Pies u weterynarza – smycz i kaganiec

Właściciele psów raz na jakiś czas muszą zabrać swojego pupila do weterynarza. Czasami wizyta spowodowana jest corocznym szczepieniem, czasami psu po prostu coś dolega. Bez względu na to, dlaczego trafiliśmy z czworonogiem do kliniki, powinniśmy pamiętać o zasadach dobrego wychowania, by wizyta upłynęła miło zarówno nam, jak i innym pacjentom gabinetu.

Smycz przede wszystkim

Klinika weterynaryjna to nie wybieg dla zwierząt, na którym psy mogą ganiać się, bawić i ustalać między sobą hierarchię. Część pacjentów czekających na wizytę może być obolała i poddenerwowana, dlatego nie jest to najlepszy moment na zawieranie nowych znajomości.

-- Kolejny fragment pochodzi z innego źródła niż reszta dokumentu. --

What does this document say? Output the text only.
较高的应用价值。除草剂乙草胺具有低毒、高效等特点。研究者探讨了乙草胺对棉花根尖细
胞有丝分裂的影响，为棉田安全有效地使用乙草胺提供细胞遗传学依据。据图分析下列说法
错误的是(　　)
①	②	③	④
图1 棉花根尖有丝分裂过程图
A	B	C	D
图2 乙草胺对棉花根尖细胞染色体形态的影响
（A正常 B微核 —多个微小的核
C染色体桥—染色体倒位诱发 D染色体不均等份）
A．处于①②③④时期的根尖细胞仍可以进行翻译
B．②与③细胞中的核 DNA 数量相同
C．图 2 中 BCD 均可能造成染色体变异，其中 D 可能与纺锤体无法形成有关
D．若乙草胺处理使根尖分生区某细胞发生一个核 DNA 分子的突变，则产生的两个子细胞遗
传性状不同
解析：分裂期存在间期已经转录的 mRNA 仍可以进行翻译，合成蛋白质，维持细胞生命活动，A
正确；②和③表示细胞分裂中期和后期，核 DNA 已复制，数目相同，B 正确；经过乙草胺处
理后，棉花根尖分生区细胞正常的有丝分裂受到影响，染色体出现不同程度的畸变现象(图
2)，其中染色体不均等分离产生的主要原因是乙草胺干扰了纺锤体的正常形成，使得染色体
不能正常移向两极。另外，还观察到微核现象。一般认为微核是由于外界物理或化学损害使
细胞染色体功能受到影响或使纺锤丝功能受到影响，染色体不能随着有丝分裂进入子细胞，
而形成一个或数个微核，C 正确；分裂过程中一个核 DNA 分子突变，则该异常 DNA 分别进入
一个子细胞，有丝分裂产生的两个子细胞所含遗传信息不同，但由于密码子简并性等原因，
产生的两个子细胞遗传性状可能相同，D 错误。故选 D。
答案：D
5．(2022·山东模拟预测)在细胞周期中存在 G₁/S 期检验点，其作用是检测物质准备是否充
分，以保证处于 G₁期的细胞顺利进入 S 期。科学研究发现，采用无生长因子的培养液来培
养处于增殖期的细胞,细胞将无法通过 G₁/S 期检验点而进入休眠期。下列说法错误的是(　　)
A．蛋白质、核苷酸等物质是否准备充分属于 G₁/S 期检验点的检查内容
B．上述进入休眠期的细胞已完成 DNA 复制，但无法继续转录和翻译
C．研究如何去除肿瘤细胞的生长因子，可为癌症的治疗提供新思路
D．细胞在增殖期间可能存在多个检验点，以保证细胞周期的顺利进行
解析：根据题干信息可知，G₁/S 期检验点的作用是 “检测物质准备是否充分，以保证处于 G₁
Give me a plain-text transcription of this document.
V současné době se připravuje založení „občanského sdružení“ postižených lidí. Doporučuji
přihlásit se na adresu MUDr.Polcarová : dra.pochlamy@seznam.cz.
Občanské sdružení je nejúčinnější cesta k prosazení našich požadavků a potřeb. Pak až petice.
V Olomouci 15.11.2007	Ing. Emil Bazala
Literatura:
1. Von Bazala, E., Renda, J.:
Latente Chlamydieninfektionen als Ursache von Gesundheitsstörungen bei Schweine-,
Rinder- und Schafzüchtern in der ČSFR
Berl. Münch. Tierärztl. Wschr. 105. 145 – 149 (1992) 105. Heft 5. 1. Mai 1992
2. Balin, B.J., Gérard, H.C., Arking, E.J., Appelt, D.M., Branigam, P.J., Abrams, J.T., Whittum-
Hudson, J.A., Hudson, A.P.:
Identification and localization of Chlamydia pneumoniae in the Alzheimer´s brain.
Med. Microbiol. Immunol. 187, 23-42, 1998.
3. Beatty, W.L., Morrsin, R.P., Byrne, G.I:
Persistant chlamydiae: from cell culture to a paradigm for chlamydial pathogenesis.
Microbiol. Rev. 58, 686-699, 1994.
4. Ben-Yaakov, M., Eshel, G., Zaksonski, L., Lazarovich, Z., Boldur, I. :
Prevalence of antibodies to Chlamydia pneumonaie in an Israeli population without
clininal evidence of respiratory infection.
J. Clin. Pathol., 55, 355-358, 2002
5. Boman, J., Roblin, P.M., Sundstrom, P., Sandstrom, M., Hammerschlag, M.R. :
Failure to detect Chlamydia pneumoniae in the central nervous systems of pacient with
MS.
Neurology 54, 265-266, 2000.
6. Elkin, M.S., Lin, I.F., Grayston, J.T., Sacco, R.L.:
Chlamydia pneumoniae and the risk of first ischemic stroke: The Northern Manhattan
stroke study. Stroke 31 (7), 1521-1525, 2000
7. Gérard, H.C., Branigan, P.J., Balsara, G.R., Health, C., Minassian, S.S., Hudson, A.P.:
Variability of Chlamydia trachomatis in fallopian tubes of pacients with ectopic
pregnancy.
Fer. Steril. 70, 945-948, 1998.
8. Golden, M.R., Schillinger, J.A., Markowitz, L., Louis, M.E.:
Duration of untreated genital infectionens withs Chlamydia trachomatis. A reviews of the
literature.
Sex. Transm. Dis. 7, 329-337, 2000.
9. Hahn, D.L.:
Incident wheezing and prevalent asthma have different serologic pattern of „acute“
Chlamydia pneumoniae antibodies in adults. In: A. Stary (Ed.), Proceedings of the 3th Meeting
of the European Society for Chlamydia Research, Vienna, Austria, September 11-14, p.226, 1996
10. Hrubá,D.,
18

Nasz pupil powinien grzecznie siedzieć przy naszej nodze i nie zaczepiać innych pacjentów. Nawet, jeśli nasz pies jest wyjątkowo łagodny i nigdy nikogo nie ugryzł, samo jego zbliżenie się może stresować np. koty w transporterach czekające w kolejce, które i tak bardzo przeżywają wyniesienie ich  z domu. Jeśli nasz piesek należy do tych bardziej awanturujących się, oprócz smyczy powinien mieć na sobie kaganiec. Przed wejściem do kliniki właściciel powinien zajrzeć do środka, sprawdzić, czy inne zwierzęta nie biegają w niej luzem i poprosić właścicieli o wzięcie ich na smycze.

Na badaniu

Kaganiec może być przydatny także podczas badania. Chociaż większość weterynarzy ma duże doświadczenie ze zwierzakami, część z nich po prostu czuje się lepiej wiedząc, że dorodny rottweiler ma na pysku kaganiec, zanim wbiją mu igłę w pupę. Założenie kagańca to po prostu uprzejmy gest w stronę lekarza, który może skupić się całkowicie na leczeniu pieska, a nie robieniu uników. Zwłaszcza w przypadku dużych psów, właściciel powinien pomóc weterynarzowi wsadzić psa na stół weterynaryjny.

Wypada, by był on skupiony na badaniu,  nie np. rozmawiał przez telefon, gdyż czasami jego pomoc jest potrzebna, gdy psa trzeba ułożyć na chwilę  w nietypowej pozycji lub przytrzymać nieruchomo, by lekarz mógł go zbadać. Z punktu widzenia psa, w dobrym tonie jest kupienie mu jakiegoś smakołyka przy wyjściu za sam fakt, że był bardzo dzielny podczas wizyty.